From StrategyWiki, the video game walkthrough and strategy guide wiki
Jump to navigation Jump to search

There are multiple ways to improve your equipment:

  • Adding a Special Ability to a weapon using a soul crystal
  • Getting all items of an armor set
  • Enchanting


For now, the only item information listed will be the sometimes hard to find info that never seems to be available on the fansites except lost in the forums.

Armor Sets[edit]

For activating all armor sets up to c-grade, one simply has to have all items of those sets. For b-grade sets, the warsmith in Giran has to unseal the Gloves and the Boots for the specific set; this is mainly because they look different on each set. From a-grade on, ALL items of the set have to be unsealed, and this costs quite a sum of ancient adena, too. The Blacksmith of Mammon does this unsealing.


Enchanting (and especially over-enchanting) is THE feature to get better equipment in Lineage II. The best thing about it is that you can always make your weapon better this way--there is no end, even if it becomes harder and harder to make it better.

Enchanting is done by obtaining an enchant scroll of the right grade (D-grade and up only--there are no no-grade enchants) and type (either weapon or armor).

One can safely enchant anything up to +3. Full body armor can be enchanted safely up to +4. But if one enchants above +3 or +4, you risk your item turning into crystals (of the appropriate grade--equivalent to crystalizing). This is called over-enchanting.

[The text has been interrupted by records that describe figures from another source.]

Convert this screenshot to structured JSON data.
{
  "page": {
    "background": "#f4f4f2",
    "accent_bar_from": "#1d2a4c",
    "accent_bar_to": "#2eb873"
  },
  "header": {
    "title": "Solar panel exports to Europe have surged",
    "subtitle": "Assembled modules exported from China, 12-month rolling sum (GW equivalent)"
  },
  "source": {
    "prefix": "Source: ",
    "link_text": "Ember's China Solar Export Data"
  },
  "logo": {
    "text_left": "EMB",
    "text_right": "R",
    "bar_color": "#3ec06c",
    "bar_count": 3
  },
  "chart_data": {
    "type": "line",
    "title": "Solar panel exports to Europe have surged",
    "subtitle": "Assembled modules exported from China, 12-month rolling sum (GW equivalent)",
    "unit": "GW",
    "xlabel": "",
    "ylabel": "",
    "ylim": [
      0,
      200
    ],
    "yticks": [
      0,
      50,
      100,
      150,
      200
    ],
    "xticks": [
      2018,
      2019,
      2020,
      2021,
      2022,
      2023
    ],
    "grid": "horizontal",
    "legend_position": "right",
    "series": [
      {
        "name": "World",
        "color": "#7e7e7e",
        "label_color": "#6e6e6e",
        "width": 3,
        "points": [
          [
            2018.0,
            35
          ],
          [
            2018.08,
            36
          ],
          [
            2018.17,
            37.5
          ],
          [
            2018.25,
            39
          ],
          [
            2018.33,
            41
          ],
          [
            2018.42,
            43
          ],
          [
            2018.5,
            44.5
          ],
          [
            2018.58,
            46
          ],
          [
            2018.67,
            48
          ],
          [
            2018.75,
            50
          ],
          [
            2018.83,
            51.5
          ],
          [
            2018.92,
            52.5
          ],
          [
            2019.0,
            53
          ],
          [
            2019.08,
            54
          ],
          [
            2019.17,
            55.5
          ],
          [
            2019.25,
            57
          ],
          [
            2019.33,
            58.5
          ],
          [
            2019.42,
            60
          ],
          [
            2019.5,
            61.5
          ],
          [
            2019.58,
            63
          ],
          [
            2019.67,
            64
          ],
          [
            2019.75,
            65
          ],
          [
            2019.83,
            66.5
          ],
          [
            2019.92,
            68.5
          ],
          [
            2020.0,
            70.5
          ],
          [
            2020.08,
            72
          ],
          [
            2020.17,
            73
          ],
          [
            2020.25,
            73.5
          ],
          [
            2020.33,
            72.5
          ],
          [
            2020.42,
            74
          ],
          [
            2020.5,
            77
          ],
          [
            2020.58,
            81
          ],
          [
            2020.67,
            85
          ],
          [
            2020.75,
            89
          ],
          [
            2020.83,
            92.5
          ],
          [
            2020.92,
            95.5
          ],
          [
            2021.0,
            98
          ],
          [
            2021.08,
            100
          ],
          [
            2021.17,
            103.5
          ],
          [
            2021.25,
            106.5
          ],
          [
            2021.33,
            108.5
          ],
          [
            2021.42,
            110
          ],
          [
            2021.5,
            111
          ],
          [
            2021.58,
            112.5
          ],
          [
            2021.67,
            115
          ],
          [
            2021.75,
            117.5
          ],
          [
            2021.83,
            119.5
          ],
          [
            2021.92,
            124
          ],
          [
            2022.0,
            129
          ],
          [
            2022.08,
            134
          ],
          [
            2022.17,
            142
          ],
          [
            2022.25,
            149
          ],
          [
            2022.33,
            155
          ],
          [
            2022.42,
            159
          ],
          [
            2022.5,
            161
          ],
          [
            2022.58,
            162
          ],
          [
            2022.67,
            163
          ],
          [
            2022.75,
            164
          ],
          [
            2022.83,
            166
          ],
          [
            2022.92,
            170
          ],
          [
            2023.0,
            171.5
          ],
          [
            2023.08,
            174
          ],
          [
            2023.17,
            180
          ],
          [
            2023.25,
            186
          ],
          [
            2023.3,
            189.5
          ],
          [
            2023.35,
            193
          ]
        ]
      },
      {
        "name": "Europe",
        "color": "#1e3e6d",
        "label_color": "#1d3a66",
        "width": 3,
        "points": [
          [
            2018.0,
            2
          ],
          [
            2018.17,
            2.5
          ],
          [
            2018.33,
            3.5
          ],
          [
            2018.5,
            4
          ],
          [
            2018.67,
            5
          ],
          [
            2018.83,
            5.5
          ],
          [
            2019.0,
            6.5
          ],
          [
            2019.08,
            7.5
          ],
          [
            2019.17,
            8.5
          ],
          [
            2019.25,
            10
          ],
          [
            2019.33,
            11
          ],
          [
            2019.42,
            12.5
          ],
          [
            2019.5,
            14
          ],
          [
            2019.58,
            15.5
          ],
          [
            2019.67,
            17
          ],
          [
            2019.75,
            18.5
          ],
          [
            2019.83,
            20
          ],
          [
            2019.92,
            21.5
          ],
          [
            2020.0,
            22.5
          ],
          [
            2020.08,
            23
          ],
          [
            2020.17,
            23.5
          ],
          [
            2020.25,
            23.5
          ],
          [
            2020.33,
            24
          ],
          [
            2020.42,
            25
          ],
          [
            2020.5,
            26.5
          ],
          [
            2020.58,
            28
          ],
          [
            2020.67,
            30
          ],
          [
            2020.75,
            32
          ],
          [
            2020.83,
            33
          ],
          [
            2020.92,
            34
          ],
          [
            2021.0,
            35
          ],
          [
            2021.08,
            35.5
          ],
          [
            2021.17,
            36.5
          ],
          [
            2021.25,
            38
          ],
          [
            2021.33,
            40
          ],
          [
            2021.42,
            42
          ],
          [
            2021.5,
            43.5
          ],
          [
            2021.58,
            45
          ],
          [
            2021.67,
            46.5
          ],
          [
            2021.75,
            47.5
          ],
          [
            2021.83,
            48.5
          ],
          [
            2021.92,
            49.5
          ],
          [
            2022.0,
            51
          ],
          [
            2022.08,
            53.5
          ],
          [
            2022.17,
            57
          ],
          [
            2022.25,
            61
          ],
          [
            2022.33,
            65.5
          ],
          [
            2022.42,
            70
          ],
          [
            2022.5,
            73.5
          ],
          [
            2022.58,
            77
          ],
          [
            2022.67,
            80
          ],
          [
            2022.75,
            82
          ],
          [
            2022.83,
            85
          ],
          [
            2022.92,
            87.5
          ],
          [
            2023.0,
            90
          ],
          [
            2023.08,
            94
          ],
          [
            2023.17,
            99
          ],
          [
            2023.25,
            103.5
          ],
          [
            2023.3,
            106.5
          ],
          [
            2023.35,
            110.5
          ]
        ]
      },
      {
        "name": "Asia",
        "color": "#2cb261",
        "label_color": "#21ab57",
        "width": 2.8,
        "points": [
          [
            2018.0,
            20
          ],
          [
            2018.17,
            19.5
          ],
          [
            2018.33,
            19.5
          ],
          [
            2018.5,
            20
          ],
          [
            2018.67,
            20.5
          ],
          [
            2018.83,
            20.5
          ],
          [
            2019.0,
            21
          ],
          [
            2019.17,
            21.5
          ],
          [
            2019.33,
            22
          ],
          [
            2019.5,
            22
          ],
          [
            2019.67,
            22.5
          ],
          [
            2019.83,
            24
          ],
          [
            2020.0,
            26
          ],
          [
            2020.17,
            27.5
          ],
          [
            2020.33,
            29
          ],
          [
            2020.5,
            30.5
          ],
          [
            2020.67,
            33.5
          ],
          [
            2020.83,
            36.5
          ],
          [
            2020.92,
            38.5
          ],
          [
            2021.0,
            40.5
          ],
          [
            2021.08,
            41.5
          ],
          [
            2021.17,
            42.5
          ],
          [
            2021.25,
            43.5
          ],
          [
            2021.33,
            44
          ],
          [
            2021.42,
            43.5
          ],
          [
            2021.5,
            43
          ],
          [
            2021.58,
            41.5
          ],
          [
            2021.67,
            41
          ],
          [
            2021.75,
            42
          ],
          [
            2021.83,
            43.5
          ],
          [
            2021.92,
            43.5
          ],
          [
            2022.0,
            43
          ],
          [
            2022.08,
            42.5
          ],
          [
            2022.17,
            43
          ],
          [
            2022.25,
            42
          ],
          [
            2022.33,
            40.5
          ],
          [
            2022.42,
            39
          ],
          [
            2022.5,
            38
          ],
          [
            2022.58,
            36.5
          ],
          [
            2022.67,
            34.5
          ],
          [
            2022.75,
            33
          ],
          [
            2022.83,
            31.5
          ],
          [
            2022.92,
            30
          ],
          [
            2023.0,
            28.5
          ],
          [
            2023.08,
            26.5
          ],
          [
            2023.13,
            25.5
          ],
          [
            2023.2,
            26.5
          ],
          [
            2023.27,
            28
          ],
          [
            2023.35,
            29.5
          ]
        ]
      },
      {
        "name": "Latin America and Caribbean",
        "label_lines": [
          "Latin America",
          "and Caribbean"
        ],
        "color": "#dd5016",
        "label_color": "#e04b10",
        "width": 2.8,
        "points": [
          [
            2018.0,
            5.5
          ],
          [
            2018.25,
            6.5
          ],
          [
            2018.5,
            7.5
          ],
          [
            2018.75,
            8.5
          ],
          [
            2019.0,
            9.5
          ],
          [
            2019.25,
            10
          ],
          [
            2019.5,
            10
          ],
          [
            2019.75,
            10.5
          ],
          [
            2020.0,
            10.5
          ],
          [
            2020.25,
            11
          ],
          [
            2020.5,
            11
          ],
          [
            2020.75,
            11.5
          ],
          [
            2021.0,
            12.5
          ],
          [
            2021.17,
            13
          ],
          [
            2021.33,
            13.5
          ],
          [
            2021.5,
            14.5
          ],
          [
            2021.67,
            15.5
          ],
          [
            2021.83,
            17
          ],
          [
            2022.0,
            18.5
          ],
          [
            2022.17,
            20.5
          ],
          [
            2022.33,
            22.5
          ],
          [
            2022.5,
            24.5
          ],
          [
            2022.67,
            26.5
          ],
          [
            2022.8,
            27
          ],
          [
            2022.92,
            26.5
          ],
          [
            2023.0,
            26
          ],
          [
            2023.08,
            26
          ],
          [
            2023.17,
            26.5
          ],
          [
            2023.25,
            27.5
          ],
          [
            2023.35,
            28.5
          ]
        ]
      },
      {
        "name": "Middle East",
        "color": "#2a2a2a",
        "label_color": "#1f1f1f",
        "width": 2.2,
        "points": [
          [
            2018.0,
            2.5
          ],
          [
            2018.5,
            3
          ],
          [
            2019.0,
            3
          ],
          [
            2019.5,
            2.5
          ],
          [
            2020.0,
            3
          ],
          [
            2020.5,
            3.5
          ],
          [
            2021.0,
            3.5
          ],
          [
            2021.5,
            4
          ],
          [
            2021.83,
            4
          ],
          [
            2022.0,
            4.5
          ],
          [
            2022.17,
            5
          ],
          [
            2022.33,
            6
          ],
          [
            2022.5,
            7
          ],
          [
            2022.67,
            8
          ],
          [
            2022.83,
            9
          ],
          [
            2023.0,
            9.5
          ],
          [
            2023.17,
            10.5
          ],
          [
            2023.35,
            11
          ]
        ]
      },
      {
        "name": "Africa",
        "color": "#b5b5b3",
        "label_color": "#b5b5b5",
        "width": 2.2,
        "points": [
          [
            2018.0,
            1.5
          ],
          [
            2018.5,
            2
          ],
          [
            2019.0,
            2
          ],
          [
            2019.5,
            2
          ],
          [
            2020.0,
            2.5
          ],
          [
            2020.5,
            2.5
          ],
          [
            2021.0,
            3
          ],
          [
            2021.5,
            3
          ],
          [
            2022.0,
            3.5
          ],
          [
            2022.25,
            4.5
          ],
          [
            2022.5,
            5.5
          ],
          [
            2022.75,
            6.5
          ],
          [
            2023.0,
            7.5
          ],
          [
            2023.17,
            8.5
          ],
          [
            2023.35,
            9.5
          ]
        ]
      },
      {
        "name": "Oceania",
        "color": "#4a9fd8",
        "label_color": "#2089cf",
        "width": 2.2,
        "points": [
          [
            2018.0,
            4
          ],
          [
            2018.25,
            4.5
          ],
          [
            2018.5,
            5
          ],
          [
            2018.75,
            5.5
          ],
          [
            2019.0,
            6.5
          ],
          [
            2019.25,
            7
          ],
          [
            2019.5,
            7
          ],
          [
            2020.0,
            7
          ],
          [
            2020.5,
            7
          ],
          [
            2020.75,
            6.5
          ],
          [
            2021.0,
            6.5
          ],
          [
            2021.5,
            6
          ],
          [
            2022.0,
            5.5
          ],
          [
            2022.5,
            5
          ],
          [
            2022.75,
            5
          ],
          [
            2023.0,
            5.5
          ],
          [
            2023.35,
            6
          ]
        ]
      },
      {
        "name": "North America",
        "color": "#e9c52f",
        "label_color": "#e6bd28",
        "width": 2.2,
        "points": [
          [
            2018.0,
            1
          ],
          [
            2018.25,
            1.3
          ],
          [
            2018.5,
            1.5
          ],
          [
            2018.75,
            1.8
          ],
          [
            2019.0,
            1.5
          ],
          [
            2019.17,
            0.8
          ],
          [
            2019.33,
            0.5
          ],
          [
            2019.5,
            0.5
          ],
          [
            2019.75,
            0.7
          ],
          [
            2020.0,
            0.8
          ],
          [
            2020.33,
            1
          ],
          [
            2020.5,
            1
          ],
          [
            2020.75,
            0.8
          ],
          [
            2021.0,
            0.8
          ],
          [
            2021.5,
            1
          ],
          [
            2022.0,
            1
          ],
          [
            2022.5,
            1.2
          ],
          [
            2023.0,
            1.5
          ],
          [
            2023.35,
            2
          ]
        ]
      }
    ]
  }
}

Each over-enchant step has a 70% chance of success. If the over-enchant fails, the item is crystalized; the grade and count of crystals are exactly the same as if a Warsmith would have crystalized the item. This can be used to over-enchant "for free"--get a couple of items and over-enchant them all to +4, +5, and so on until only one is left. You get quite a number of crystals and a well over-enchanted item. If you manage to sell the crystals for their real value (for example, by making them into shots, or using them for crafting other items), your total losses amount only to the value of the enchant scrolls--for which you paid to get the remaining over-enchanted item. In other words, the real loss is much smaller than one might think at first glance. The main factor--when looking at the real prize--is getting the enchant scrolls.

With Chronicle 4, there are blessed enchant scrolls. These give no chance of your item disintegrating into crystals. Instead, if the over-enchant fails, the item loses all enchantment levels and falls back to +0. Blessed enchant scrolls are hard to get, as one has to have won against other players in the Olympiad for getting the currency to buy them. They are also very expensive at higher grades.

Enchantments give the following bonuses: +1 on P.Def for armor parts; +3 on P.Atk and M.Atk for onehanded weapons; and +4 on P.Atk and M.Atk for twohanded or dual weapons. Over-enchanting gives a +3 more P.Def and M.Atk bonus. Full Body Armor already gets this +3 P.Def bonus for its 4th enchant.

One usually only overenchants weapons, as that brings a much more direct (and larger) effect than other items. If people do decide to over-enchant armor, they over-enchant jewelry as well, since M.Def is so important to avoid being rooted, slept, etc. In any case you should concentrate on the cheapest kind of jewelry (rings) or armor (helmet, gloves, and boots) if you want to over-enchant either of them.